Though it’s a unique museum for everybody to visit, the Blue Penny Museum will especially appeal to history buffs and philatelists (stamp collectors). It’s home to some of the remaining – and very rare – red and blue Mauritius Post Office stamps, which the British colony of Mauritius issued only 1,000 of in 1847. Just 27 remain in the world today. Stop in for a look when you head to the vibrant shopping, eating and cultural precinct of Le Caudan Waterfront in Port Louis.
To help preserve these national treasures, the museum illuminates its two stamps for only 10 minutes per hour at 25 minutes past the hour from open to close. Keep this in mind when timing your visit. Split over two levels, the museum also features six exhibition rooms that focus on maritime history; colonisation; philately; the development of Port Louis; four centuries of postal history; and artworks and displays relating to the mythical love story Paul et Virginie, a novel by Jacques-Henri Bernardin de Saint-Pierre set on Mauritius.

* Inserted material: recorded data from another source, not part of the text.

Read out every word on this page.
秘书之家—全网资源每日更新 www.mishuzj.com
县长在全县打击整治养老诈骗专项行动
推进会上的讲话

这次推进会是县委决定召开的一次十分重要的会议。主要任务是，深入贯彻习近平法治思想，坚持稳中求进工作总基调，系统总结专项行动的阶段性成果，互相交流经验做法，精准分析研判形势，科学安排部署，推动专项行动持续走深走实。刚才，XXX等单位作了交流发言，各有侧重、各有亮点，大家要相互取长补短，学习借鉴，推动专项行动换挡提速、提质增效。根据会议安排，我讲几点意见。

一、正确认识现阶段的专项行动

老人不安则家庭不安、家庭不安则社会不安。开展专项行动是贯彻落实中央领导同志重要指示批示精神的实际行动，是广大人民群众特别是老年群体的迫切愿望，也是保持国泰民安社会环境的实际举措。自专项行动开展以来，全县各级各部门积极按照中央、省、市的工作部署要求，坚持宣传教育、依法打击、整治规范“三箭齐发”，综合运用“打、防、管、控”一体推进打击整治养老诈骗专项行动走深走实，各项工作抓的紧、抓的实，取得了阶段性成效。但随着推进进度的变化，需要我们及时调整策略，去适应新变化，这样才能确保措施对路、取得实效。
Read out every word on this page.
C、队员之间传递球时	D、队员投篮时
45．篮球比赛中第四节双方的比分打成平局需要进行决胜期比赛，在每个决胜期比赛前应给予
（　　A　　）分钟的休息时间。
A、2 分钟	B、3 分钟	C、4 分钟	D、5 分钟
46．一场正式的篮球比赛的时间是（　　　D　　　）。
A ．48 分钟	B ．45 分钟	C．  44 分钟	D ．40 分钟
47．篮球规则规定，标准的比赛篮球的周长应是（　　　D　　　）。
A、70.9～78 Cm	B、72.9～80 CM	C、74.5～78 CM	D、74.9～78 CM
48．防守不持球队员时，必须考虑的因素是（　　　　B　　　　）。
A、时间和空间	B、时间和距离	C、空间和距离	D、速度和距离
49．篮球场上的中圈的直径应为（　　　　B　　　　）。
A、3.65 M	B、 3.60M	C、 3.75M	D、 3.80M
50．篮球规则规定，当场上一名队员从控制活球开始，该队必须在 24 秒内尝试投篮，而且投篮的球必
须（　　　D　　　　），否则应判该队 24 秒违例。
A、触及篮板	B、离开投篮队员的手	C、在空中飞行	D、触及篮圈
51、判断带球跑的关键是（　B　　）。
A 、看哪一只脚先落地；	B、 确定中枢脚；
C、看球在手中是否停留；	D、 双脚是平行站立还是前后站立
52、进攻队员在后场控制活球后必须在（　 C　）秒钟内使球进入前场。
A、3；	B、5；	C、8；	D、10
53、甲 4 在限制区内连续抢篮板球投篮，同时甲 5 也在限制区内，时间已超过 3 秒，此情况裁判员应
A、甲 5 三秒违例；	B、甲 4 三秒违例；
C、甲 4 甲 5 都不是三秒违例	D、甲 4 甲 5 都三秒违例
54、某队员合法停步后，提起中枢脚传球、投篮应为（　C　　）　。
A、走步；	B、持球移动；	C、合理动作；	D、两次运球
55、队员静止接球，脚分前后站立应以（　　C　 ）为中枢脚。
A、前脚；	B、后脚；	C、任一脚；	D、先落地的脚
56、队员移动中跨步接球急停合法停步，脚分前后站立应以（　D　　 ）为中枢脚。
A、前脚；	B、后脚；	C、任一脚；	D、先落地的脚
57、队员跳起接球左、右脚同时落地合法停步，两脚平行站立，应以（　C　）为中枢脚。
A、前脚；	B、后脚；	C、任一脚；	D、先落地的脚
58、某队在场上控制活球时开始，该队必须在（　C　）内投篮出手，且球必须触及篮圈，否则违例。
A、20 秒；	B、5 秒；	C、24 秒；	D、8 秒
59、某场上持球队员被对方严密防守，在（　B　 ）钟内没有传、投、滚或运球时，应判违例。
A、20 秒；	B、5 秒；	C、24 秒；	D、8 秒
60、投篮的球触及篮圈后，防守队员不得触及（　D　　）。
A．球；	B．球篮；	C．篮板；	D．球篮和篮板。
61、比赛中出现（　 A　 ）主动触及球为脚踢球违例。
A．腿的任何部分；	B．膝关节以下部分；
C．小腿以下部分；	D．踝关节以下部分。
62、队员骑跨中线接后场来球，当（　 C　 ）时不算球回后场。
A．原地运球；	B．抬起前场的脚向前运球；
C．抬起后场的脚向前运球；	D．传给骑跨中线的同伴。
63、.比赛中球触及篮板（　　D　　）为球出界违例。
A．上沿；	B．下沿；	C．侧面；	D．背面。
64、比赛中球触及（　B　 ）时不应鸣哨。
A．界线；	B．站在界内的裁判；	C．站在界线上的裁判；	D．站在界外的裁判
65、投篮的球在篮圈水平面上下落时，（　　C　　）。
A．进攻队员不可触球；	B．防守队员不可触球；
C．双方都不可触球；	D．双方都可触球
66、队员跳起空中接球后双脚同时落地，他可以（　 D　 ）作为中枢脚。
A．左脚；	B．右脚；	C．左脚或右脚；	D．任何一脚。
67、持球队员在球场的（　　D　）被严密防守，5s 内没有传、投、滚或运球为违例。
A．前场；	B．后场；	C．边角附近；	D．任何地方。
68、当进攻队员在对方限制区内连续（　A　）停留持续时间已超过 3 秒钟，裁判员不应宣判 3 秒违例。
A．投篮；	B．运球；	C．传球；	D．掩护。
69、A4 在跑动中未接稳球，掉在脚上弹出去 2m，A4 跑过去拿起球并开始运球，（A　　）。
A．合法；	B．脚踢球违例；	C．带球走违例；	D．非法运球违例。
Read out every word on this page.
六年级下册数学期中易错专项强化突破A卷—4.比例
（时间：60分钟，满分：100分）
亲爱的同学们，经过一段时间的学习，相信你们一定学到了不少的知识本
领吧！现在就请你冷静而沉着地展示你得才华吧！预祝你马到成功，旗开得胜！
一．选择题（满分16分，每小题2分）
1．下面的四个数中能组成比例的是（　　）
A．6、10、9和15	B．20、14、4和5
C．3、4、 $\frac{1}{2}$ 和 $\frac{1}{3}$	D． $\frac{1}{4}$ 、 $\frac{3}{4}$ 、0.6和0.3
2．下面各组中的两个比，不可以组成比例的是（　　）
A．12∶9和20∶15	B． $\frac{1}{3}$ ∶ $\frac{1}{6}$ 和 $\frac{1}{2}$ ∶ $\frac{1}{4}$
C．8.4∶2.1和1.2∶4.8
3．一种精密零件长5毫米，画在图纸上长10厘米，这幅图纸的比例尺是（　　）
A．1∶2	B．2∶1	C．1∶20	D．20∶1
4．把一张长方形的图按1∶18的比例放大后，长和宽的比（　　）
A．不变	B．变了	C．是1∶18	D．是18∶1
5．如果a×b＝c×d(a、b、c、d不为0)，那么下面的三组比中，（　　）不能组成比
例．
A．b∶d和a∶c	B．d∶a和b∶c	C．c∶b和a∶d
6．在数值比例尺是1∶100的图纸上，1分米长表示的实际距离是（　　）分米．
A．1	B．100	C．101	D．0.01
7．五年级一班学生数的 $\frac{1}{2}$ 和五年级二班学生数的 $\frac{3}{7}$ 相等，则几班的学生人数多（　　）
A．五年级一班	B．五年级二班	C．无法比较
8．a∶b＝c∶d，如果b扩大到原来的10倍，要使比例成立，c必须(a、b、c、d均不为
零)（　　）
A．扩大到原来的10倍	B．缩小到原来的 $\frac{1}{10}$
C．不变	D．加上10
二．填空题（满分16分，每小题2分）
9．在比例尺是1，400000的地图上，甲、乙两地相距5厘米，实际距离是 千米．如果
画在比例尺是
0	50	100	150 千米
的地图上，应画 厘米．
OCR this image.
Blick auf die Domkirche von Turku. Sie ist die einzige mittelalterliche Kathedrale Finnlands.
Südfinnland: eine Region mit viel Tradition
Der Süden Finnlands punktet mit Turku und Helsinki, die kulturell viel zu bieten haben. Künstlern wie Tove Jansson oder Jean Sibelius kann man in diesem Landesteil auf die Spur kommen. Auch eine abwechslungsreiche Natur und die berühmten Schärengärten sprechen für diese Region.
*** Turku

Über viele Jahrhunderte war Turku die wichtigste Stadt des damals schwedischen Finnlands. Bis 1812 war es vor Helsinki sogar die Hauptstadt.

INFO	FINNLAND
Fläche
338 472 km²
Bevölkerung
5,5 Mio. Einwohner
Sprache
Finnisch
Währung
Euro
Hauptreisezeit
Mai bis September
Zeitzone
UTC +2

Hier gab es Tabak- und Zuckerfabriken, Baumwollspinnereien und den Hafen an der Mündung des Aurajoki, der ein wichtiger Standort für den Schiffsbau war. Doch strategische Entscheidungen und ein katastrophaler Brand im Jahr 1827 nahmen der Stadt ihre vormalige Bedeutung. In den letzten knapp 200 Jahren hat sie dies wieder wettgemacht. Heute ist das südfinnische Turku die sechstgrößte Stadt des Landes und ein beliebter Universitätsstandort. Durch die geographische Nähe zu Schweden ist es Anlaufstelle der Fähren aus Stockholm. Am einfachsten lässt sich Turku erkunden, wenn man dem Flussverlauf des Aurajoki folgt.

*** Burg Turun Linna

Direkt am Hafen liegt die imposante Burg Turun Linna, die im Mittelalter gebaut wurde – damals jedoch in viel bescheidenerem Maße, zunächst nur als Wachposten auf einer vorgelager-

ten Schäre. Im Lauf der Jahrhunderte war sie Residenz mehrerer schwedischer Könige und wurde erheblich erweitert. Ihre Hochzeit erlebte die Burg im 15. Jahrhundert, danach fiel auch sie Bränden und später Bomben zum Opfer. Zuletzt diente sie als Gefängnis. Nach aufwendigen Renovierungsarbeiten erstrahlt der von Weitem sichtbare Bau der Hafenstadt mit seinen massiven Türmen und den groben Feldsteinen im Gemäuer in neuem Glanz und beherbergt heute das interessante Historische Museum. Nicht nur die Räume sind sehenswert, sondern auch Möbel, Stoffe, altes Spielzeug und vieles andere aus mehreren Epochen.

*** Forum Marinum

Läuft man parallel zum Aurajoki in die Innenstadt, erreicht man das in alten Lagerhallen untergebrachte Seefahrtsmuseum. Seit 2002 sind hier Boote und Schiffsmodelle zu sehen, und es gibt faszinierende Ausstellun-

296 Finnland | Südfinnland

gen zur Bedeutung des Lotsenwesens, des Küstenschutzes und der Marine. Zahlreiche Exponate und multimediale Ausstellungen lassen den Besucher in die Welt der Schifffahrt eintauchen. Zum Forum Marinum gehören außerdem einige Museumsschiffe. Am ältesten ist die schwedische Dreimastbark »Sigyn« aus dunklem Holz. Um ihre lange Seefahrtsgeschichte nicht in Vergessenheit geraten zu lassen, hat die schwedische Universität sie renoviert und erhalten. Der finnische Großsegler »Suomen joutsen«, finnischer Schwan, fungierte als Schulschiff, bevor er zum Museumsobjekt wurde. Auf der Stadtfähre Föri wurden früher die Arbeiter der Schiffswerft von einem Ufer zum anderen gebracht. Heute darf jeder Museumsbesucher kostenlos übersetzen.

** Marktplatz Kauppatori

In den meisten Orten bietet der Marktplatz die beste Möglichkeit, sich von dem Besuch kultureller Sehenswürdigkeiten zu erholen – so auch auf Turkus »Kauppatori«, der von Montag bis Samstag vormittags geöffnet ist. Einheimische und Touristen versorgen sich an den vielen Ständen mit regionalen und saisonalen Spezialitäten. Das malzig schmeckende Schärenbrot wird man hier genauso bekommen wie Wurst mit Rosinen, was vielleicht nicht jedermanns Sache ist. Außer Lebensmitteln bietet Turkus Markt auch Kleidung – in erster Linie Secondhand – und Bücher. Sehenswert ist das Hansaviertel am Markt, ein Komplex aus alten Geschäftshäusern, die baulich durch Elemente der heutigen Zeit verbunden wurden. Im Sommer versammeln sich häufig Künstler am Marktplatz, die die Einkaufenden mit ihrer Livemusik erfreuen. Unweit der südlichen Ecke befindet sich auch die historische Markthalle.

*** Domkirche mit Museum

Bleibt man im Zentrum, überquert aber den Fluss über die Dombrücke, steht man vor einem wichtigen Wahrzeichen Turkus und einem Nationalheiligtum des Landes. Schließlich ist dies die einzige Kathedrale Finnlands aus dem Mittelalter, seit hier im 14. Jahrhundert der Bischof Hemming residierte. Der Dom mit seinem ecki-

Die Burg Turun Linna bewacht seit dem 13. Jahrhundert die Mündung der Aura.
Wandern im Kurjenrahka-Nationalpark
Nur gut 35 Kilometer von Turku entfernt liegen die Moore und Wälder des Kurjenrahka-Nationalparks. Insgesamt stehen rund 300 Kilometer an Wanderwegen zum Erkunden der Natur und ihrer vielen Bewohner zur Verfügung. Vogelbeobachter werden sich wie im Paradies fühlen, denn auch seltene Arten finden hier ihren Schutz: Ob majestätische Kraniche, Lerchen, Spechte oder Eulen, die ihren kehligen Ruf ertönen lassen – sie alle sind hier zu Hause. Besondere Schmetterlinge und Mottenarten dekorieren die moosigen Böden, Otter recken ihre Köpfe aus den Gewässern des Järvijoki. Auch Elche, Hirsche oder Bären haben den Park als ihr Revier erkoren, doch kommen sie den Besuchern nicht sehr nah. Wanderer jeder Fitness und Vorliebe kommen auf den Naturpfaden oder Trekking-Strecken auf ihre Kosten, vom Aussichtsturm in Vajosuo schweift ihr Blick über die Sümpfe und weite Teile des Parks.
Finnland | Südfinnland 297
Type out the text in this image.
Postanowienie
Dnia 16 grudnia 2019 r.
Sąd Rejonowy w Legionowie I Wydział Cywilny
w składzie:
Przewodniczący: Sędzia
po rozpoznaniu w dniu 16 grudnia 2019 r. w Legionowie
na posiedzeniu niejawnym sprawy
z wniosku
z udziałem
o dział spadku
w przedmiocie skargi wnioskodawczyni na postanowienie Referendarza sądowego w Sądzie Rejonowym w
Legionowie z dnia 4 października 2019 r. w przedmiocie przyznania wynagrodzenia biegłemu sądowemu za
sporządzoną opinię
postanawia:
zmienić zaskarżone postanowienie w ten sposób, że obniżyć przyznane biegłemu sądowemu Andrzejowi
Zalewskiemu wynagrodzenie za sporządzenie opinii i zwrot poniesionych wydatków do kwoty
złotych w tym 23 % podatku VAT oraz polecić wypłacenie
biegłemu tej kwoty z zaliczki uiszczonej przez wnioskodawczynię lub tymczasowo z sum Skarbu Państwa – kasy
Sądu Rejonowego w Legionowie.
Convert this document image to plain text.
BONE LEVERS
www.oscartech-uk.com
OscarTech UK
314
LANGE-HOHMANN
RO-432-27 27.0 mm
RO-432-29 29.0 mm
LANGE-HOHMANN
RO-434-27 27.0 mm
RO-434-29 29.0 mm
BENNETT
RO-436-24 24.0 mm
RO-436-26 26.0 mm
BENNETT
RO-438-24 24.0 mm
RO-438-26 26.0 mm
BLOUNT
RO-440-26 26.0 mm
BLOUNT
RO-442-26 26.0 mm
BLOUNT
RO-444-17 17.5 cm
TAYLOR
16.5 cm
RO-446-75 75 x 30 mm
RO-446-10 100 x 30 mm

One such piece is a spectacular marble statue carved by Mauritian artist Prosper d’Épinay that depicts a scene from the novel in which Paul carries his lover Virginie across a stream. Sculpted from a single block of marble in 1881, this exquisite artwork is a tour de force of 19th-century classicism.
The Blue Penny Museum is open Mondays through Saturdays from 10am to 5pm. It’s closed on Sundays and public holidays. If you’re keen to get to know the capital city a bit better, while you’re on the Le Caudan Waterfront, you may also want to take the Port Louis Cultural Walk. The trail begins here and visits historical and cultural sites through the capital, including the China Town gate and a number of religious monuments. Signposted information boards provide insight at each highlight along the route.